The host of Check, Please!, WTTW’s restaurant review series, is departing the show after 10 years. Alpana Singh plans to devote more time to her own new restaurant, The Boarding House, where she is also master sommelier. Singh took over hosting duties in the third season from the original host, Amanda Puck. Previously Singh had worked as master sommelier at Everest, and director of wine and beverage for Lettuce Entertain You Enterprises, a major local restaurant company. V.J. McAleer,  s.v.p. of production for the Chicago station, said WTTW would begin a search for her replacement soon.

Distributor American Public Television has hired a writer/editor and promoted several staffers. New employee Jacquinn Williams will handle corporate communications press; edit APT’s monthly newsletter, TunedIn; and create promotional materials and social media campaigns for APT Syndication programs. Previously Williams served as marketing communications manager and editor for Banner Publications Inc., publishers of the Bay State Banner, an African-American–run Boston newspaper. Five employees also recently received promotions. “Based on the continual growth of TV content and online needs of public television stations, multicast channels and viewers, the strong talent exhibited among our existing staff has become critical and deserves recognition,” said APT President Cynthia Fenneman in the Jan. 8 announcement. Heading up the ladder are: Alison Schmidt, moving to senior program associate in the syndication programming team; Dawn Anderson, senior communications and online editor for APT’s Exchange service; Erin Djerf, senior program administrator for Exchange; Lauren Mills, content and acquisitions manager for Exchange; and Robyn Mills, senior distribution associate.

PBS NewsHour promoted Terence Burlij to deputy politics editor. Burlij has been with the weeknight news program for 10 years, starting as a desk assistant in 2003. He moved to the political beat in 2006, associate producer in 2008 and producer in 2009. “Terence is a trusted, competent and dedicated member of the NewsHour’s Team Politics,” Executive Producer Linda Winslow and Political Editor Christina Bellantoni said in a memo to staff. “He loves the ins and outs of campaigns, and his enthusiasm for covering them shines through everything he does.”




NPR’s Science Friday is welcoming Julie Leibach as managing editor, online, a new position.
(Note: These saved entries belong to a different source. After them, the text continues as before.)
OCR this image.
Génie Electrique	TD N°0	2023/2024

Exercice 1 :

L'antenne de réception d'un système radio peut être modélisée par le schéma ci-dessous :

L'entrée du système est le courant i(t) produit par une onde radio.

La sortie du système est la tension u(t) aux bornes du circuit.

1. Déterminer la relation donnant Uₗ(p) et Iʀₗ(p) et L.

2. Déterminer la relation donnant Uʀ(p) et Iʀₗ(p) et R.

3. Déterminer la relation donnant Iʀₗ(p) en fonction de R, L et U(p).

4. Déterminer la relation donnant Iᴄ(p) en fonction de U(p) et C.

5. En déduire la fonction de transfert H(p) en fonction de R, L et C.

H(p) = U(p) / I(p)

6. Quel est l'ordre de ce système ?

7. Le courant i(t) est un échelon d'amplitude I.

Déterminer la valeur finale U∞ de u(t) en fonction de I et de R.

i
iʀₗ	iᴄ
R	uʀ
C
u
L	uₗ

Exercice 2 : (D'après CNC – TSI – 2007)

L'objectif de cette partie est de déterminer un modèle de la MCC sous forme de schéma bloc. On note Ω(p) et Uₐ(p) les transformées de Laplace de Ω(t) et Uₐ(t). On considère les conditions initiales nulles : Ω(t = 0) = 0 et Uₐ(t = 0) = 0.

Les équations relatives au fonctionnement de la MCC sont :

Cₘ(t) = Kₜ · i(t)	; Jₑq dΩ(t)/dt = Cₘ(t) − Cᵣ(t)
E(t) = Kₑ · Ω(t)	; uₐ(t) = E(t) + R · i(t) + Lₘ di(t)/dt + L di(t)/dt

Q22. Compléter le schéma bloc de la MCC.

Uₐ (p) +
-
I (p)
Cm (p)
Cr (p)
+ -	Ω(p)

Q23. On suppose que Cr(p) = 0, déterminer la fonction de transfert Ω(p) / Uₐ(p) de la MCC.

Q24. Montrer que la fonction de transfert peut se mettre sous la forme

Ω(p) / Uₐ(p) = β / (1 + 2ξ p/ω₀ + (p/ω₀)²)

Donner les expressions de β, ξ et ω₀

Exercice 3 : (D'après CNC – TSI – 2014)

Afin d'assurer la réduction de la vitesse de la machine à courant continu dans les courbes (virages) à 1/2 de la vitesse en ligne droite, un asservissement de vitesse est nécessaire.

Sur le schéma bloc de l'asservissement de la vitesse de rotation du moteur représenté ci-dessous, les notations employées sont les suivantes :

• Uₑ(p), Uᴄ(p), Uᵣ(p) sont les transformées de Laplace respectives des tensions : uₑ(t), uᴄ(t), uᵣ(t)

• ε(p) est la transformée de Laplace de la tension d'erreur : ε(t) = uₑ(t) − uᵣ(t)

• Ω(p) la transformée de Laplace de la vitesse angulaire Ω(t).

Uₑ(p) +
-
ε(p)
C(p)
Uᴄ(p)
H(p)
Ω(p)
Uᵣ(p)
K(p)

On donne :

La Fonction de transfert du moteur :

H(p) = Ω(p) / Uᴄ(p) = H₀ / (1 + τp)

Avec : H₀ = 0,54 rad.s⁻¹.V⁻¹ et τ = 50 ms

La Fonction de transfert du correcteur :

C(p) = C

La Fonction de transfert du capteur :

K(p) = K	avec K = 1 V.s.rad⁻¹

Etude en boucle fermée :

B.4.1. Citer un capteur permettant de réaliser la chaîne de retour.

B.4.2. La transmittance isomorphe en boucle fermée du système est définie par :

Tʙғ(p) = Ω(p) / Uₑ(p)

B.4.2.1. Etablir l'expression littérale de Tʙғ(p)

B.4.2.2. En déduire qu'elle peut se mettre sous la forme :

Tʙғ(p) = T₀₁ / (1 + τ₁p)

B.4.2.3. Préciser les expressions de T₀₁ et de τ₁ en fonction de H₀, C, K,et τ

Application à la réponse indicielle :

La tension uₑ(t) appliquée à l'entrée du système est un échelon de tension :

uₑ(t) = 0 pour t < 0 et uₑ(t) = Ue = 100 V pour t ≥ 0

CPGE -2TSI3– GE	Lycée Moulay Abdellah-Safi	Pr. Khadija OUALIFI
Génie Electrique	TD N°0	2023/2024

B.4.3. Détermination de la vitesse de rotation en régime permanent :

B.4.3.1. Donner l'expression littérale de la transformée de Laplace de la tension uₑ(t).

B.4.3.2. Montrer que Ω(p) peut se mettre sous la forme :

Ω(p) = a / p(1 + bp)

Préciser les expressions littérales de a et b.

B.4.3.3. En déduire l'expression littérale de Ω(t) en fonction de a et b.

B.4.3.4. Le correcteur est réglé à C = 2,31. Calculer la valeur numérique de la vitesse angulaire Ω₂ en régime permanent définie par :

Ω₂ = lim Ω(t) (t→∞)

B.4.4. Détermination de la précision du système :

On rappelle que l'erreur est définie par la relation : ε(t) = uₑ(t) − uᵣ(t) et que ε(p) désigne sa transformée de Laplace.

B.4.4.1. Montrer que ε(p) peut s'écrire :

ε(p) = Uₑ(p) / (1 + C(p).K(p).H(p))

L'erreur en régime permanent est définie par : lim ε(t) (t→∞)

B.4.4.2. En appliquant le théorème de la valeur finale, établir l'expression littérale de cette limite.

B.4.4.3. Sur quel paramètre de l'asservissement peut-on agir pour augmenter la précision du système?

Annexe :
Leibach, who started work Jan. 7, oversees the show’s recently redesigned website, editorial strategy and freelance bloggers. She comes from Audubon Magazine where, as a senior editor and web manager, she was involved in both print and online operations, and edited stories on topics ranging from cypress swamps to the Fukushima Daiichi Nuclear Power Plant disaster’s effects on wildlife.


Louisville Public Media has selected Kirsten Popp Pfalzgraf as marketing and engagement manager for its three public radio stations, WFPL, WUOL and WFPK. Previously, she was communications manager at the local Speed Art Museum. “I grew up listening to public radio and have been a long time supporter in my adult life,” Pfalzgraf said in a statement. “I am thrilled to develop an even deeper level of support by becoming a part of the Louisville Public Media team.”

Public TV consultant Tina Waganer has joined Car Talk Vehicle Donation Services as an advisor on television projects, as the program expands its television offerings this year. Waganer has 25 years experience in pubcasting, including 13 at Maryland Public Television. Most recently she headed public TV relations at Cre-a-tv, a video production and editing firm she founded with her husband.